Faired motorcycles have always held a special place in my heart. They have a great sense of style, are attention seekers and at the same time, protect you from the muck in the rain. So, when TVS offered the motorcycle this late for a review, I couldn’t let the opportunity pass. So, how is the low capacity motorcycle that is built in conjunction with BMW, work in the real world? Let’s find out.
TVS Apache RR310 Engine
The 313cc engine isn’t an epitome of refinement. Unlike the units from Yamaha or even Bajaj, this one seems to have a gruff note. This gruffness vanishes once the motor has warmed up nicely but you still sometimes feel it. The TVS Apache RR310 produces 34PS/27Nm and in the interest of mass centralisation is reverse tilted. There is a decent spread of torque at the lower end, especially with a pillion on board, the motorcycle doesn’t get bogged down. However, that being said, the bike hates low revs. More often than not, you will end up stalling the motorcycle if you assume it will easily do 20kmph in second gear.
Mid range though is strong and TVS Apache RR310 engine pulls cleanly. However, past 6,500rpm, there are vibrations through the tank and seat. The top speed I registered was 141kmph. This though was before I ran out of road. Technically, the top speed will be 10-15kmph more. Efficiency wise, the TVS Apache RR310 returned around 23kmpl in city and 26kmpl on the highway. Not the most efficient 300cc motorcycle out there but decent enough.

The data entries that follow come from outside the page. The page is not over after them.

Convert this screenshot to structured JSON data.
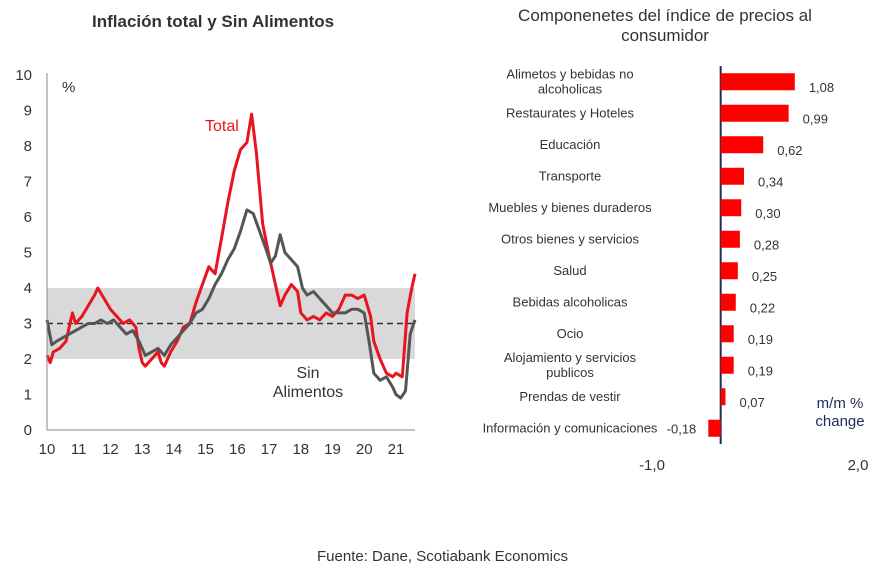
{
  "footer": {
    "source": "Fuente: Dane, Scotiabank Economics"
  },
  "colors": {
    "total": "#e8141e",
    "sin_alimentos": "#555555",
    "band": "#d9d9d9",
    "bar": "#ff0000",
    "axis": "#1f2a5a"
  },
  "chart_data": [
    {
      "type": "line",
      "title": "Inflación total y Sin Alimentos",
      "ylabel": "%",
      "xlabel": "",
      "ylim": [
        0,
        10
      ],
      "xlim": [
        10,
        21.6
      ],
      "x_ticks": [
        "10",
        "11",
        "12",
        "13",
        "14",
        "15",
        "16",
        "17",
        "18",
        "19",
        "20",
        "21"
      ],
      "y_ticks": [
        "0",
        "1",
        "2",
        "3",
        "4",
        "5",
        "6",
        "7",
        "8",
        "9",
        "10"
      ],
      "target_band": [
        2,
        4
      ],
      "target_line": 3,
      "series": [
        {
          "name": "Total",
          "color": "#e8141e",
          "points": [
            [
              10.0,
              2.1
            ],
            [
              10.1,
              1.9
            ],
            [
              10.2,
              2.2
            ],
            [
              10.4,
              2.3
            ],
            [
              10.6,
              2.5
            ],
            [
              10.8,
              3.3
            ],
            [
              10.9,
              3.0
            ],
            [
              11.1,
              3.2
            ],
            [
              11.3,
              3.5
            ],
            [
              11.5,
              3.8
            ],
            [
              11.6,
              4.0
            ],
            [
              11.8,
              3.7
            ],
            [
              12.0,
              3.4
            ],
            [
              12.2,
              3.2
            ],
            [
              12.4,
              3.0
            ],
            [
              12.6,
              3.1
            ],
            [
              12.8,
              2.9
            ],
            [
              12.9,
              2.3
            ],
            [
              13.0,
              1.9
            ],
            [
              13.1,
              1.8
            ],
            [
              13.3,
              2.0
            ],
            [
              13.5,
              2.2
            ],
            [
              13.6,
              1.9
            ],
            [
              13.7,
              1.8
            ],
            [
              13.9,
              2.2
            ],
            [
              14.1,
              2.5
            ],
            [
              14.3,
              2.9
            ],
            [
              14.5,
              3.0
            ],
            [
              14.7,
              3.6
            ],
            [
              14.9,
              4.1
            ],
            [
              15.1,
              4.6
            ],
            [
              15.3,
              4.4
            ],
            [
              15.5,
              5.4
            ],
            [
              15.7,
              6.4
            ],
            [
              15.9,
              7.3
            ],
            [
              16.1,
              7.9
            ],
            [
              16.3,
              8.1
            ],
            [
              16.45,
              8.9
            ],
            [
              16.6,
              7.8
            ],
            [
              16.8,
              5.8
            ],
            [
              17.0,
              4.9
            ],
            [
              17.2,
              4.1
            ],
            [
              17.35,
              3.5
            ],
            [
              17.5,
              3.8
            ],
            [
              17.7,
              4.1
            ],
            [
              17.9,
              3.9
            ],
            [
              18.0,
              3.3
            ],
            [
              18.2,
              3.1
            ],
            [
              18.4,
              3.2
            ],
            [
              18.6,
              3.1
            ],
            [
              18.8,
              3.3
            ],
            [
              19.0,
              3.2
            ],
            [
              19.2,
              3.4
            ],
            [
              19.4,
              3.8
            ],
            [
              19.6,
              3.8
            ],
            [
              19.8,
              3.7
            ],
            [
              20.0,
              3.8
            ],
            [
              20.2,
              3.2
            ],
            [
              20.3,
              2.5
            ],
            [
              20.5,
              2.0
            ],
            [
              20.7,
              1.6
            ],
            [
              20.9,
              1.5
            ],
            [
              21.0,
              1.6
            ],
            [
              21.2,
              1.5
            ],
            [
              21.35,
              3.3
            ],
            [
              21.5,
              4.0
            ],
            [
              21.6,
              4.4
            ]
          ]
        },
        {
          "name": "Sin Alimentos",
          "color": "#555555",
          "points": [
            [
              10.0,
              3.1
            ],
            [
              10.15,
              2.4
            ],
            [
              10.3,
              2.5
            ],
            [
              10.5,
              2.6
            ],
            [
              10.7,
              2.7
            ],
            [
              10.9,
              2.8
            ],
            [
              11.1,
              2.9
            ],
            [
              11.3,
              3.0
            ],
            [
              11.5,
              3.0
            ],
            [
              11.7,
              3.1
            ],
            [
              11.9,
              3.0
            ],
            [
              12.1,
              3.1
            ],
            [
              12.3,
              2.9
            ],
            [
              12.5,
              2.7
            ],
            [
              12.7,
              2.8
            ],
            [
              12.9,
              2.5
            ],
            [
              13.1,
              2.1
            ],
            [
              13.3,
              2.2
            ],
            [
              13.5,
              2.3
            ],
            [
              13.7,
              2.1
            ],
            [
              13.9,
              2.4
            ],
            [
              14.1,
              2.6
            ],
            [
              14.3,
              2.8
            ],
            [
              14.5,
              3.0
            ],
            [
              14.7,
              3.3
            ],
            [
              14.9,
              3.4
            ],
            [
              15.1,
              3.7
            ],
            [
              15.3,
              4.1
            ],
            [
              15.5,
              4.4
            ],
            [
              15.7,
              4.8
            ],
            [
              15.9,
              5.1
            ],
            [
              16.1,
              5.6
            ],
            [
              16.3,
              6.2
            ],
            [
              16.5,
              6.1
            ],
            [
              16.7,
              5.6
            ],
            [
              16.9,
              5.1
            ],
            [
              17.05,
              4.7
            ],
            [
              17.2,
              4.9
            ],
            [
              17.35,
              5.5
            ],
            [
              17.5,
              5.0
            ],
            [
              17.7,
              4.8
            ],
            [
              17.9,
              4.6
            ],
            [
              18.05,
              4.0
            ],
            [
              18.2,
              3.8
            ],
            [
              18.4,
              3.9
            ],
            [
              18.6,
              3.7
            ],
            [
              18.8,
              3.5
            ],
            [
              19.0,
              3.3
            ],
            [
              19.2,
              3.3
            ],
            [
              19.4,
              3.3
            ],
            [
              19.6,
              3.4
            ],
            [
              19.8,
              3.4
            ],
            [
              20.0,
              3.3
            ],
            [
              20.15,
              2.5
            ],
            [
              20.3,
              1.6
            ],
            [
              20.5,
              1.4
            ],
            [
              20.7,
              1.5
            ],
            [
              20.9,
              1.2
            ],
            [
              21.0,
              1.0
            ],
            [
              21.15,
              0.9
            ],
            [
              21.3,
              1.1
            ],
            [
              21.45,
              2.7
            ],
            [
              21.6,
              3.1
            ]
          ]
        }
      ],
      "annotations": [
        {
          "text": "Total",
          "series": "Total"
        },
        {
          "text": "Sin",
          "series": "Sin Alimentos"
        },
        {
          "text": "Alimentos",
          "series": "Sin Alimentos"
        }
      ]
    },
    {
      "type": "bar",
      "orientation": "horizontal",
      "title": "Componenetes del índice de precios al consumidor",
      "title_lines": [
        "Componenetes del índice de precios al",
        "consumidor"
      ],
      "xlim": [
        -1.0,
        2.0
      ],
      "x_ticks": [
        "-1,0",
        "2,0"
      ],
      "unit_label": [
        "m/m %",
        "change"
      ],
      "categories": [
        [
          "Alimetos y bebidas no",
          "alcoholicas"
        ],
        [
          "Restaurates y Hoteles"
        ],
        [
          "Educación"
        ],
        [
          "Transporte"
        ],
        [
          "Muebles y bienes duraderos"
        ],
        [
          "Otros bienes y servicios"
        ],
        [
          "Salud"
        ],
        [
          "Bebidas alcoholicas"
        ],
        [
          "Ocio"
        ],
        [
          "Alojamiento y servicios",
          "publicos"
        ],
        [
          "Prendas de vestir"
        ],
        [
          "Información y comunicaciones"
        ]
      ],
      "values": [
        1.08,
        0.99,
        0.62,
        0.34,
        0.3,
        0.28,
        0.25,
        0.22,
        0.19,
        0.19,
        0.07,
        -0.18
      ],
      "value_labels": [
        "1,08",
        "0,99",
        "0,62",
        "0,34",
        "0,30",
        "0,28",
        "0,25",
        "0,22",
        "0,19",
        "0,19",
        "0,07",
        "-0,18"
      ]
    }
  ]
}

TVS Apache RR310 Ride and handling
This is a sports bike and it is supposed to handle really well. The thing is that it also has to deal with pothole riddled roads. Thankfully, TVS engineers have designed it to have the best of both worlds. Not only will it increase your confidence as an aspiring racer but the TVS Apache RR310 will also caress your butt and tell you that all’s well in the less than perfect Indian roads. Kudos to the designers. The Apache RR310 will also not make you feel like you’re seated on top of a frying pan. The hot air from the engine is deflected onto the rider’s toes and not knees.
In cut throat traffic, the Apache has no qualms making quick u-turns or slicing through a sea of cars. The mirrors don’t impede vision though they jut out more than I would have liked. TVS has provided disc brakes at both the ends with non-switchable ABS. These work perfectly fine and will keep the rider confident in all situations.
TVS Apache RR310 Looks and Features
This one looks like a million bucks. There are no two dimensions to it. In flesh, TVS Apache RR310 looks much better than in the pictures. The red paint scheme is very fetching though there is a black paint scheme available as well. The twin LED projector headlights have a great throw in the night. The fairing also has what they call shark fins to help deflect the air flow from the engine. The fuel tank looks nicely sculpted as well. While seat feels a bit flat, it will not cause you any sort of discomfort even for longer rides. The pillion seat is a tad smaller than that of the Yamaha R15 but at the same time, it is nearly as comfortable. Though there is nothing for the pillion to hold on to, except the rider. The tail lights are very likable LED units and amplify the Ducati inspired design language.
We didn’t particularly like the switches. They tend to stick and aren’t back-lit too. This takes away from the premium feeling. TVS though has provided for a hazard light switch near the meter console.
At Rs 2.13 lakh, ex-Mumbai, the TVS Apache RR310 is one of the most affordable fully faired 300cc motorcycles out there. It boasts great build quality, has a decent engine as well as performance. TVS could have added a bit more grunt to the motor though. The constant gear shifting too could be done away with by providing more low end torque. All in all, the Apache RR310 is the stepping stone to many a budding racer. Just like the Yamaha YZF-R15!